Oggi me ne vado in galera”. E’ una delle frasi estrapolate dalle intercettazioni ambientali rese note dal Maresciallo Antonio Russo, comandante della Stazione Carabinieri di Sanza, chiamato a testimoniare in aula, nel Tribunale di Lagonegro, durante il processo che vede imputate quattro maestre della scuola elementare di Caselle in Pittari, con l’accusa di maltrattamenti avvenuti tra il 2011 e il 2014 nei confronti dei piccoli alunni dell’Istituto Comprensivo Statale di Caselle in Pittari.

Un’udienza fiume, durata quasi 4 ore. Nell’aula ci sono anche alcuni dei protagonisti di questo presunto caso di maltrattamenti. Sono due maestre e l’ex preside Biagio Bruno, in pensione da settembre 2012, invece accusato di non aver adottato provvedimenti pur avendo ricevuto segnalazioni da parte dei genitori. Per lui il suo legale, l’avvocato Caterina Tancredi, ha depositato istanza di proscioglimento perché il fatto non sussiste.

Il Pubblico Ministero ha chiesto un termine per esaminare altri documenti e pronunciarsi.

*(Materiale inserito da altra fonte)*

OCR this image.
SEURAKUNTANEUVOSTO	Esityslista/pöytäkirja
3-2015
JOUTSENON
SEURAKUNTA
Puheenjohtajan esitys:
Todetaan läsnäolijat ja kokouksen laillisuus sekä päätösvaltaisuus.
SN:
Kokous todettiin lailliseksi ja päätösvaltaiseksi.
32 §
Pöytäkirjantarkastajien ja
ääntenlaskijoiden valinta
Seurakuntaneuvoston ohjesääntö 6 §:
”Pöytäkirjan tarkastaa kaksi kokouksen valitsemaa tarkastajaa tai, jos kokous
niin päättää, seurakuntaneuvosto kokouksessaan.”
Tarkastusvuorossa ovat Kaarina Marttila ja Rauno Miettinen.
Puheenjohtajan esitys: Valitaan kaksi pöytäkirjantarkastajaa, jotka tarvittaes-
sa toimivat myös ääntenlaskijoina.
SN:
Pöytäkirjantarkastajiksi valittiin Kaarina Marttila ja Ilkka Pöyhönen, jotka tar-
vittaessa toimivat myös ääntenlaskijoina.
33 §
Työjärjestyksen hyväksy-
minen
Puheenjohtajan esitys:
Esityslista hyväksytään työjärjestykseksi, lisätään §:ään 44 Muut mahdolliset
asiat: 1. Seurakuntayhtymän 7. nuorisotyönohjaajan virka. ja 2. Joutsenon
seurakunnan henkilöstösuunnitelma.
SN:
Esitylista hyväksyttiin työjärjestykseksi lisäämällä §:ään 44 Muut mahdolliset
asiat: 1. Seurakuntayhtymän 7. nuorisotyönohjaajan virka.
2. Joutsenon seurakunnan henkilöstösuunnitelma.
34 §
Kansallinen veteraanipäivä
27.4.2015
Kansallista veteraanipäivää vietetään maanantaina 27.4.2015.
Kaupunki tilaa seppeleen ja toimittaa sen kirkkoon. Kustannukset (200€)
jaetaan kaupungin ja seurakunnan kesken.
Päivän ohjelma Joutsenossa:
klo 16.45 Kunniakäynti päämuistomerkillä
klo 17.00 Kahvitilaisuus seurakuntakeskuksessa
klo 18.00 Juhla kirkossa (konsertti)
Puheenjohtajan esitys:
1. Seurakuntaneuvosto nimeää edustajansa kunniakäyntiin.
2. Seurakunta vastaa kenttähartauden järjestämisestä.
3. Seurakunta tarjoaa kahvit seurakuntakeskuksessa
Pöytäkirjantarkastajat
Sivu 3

L’udienza si è concentrata sui filmati e sulle registrazioni di quello che accadeva in aula, che rappresentano la prova principe contro la quale si scontra la linea dei difensori delle maestre. Nel ricco faldone portato in aula da Russo ci sono le trascrizioni di quanto prodotto nei file audio e video.





Emergeva che gli alunni vivevano in uno stato di terrore”, dice il Maresciallo. “L’insegnante Lovisi ne afferra uno per il collo, un altro per un orecchio, un altro lo piega sul banco prendendolo dalla bocca”.

Dal racconto del teste emergono anche offese ai bambini da parte di Ines Stella: “scemo“, “imbecille“, “cacaglia” rivolto a una bambina che stava leggendo. Poi alle domande dei legali della difesa, Russo dice anche che erano classi molto vivaci e che almeno due delle maestre non ha registrato dalle captazioni audio nessun caso di violenza fisica. Il legale della Lovisi ha interpellato il teste su un episodio specifico, quando la maestra strattona un bambino per separarlo da un altro con il quale si stava azzuffando. Nel caso di un’altra maestra, invece, il Maresciallo ha sottolineato le urla dell’insegnante “tanto da richiamare l’intervento dall’esterno di una fiduciaria che entra in classe e invitare la maestra a un comportamento più consono”.

Un altro punto sul quale ci si è soffermati è “la presunta violazione delle linee guida sulle testimonianze dei minori”, sollevata da un legale della difesa, in riferimento all’arrivo in aula il 30 aprile 2014 della dirigente De Biase che interpella gli alunni sui comportamenti delle maestre. I piccoli avrebbero in quella circostanza confidato alla dirigente di minacce, offese e botte ricevute. Le prossime udienze si terranno il 6 e 20. Saranno sentiti anche gli alunni.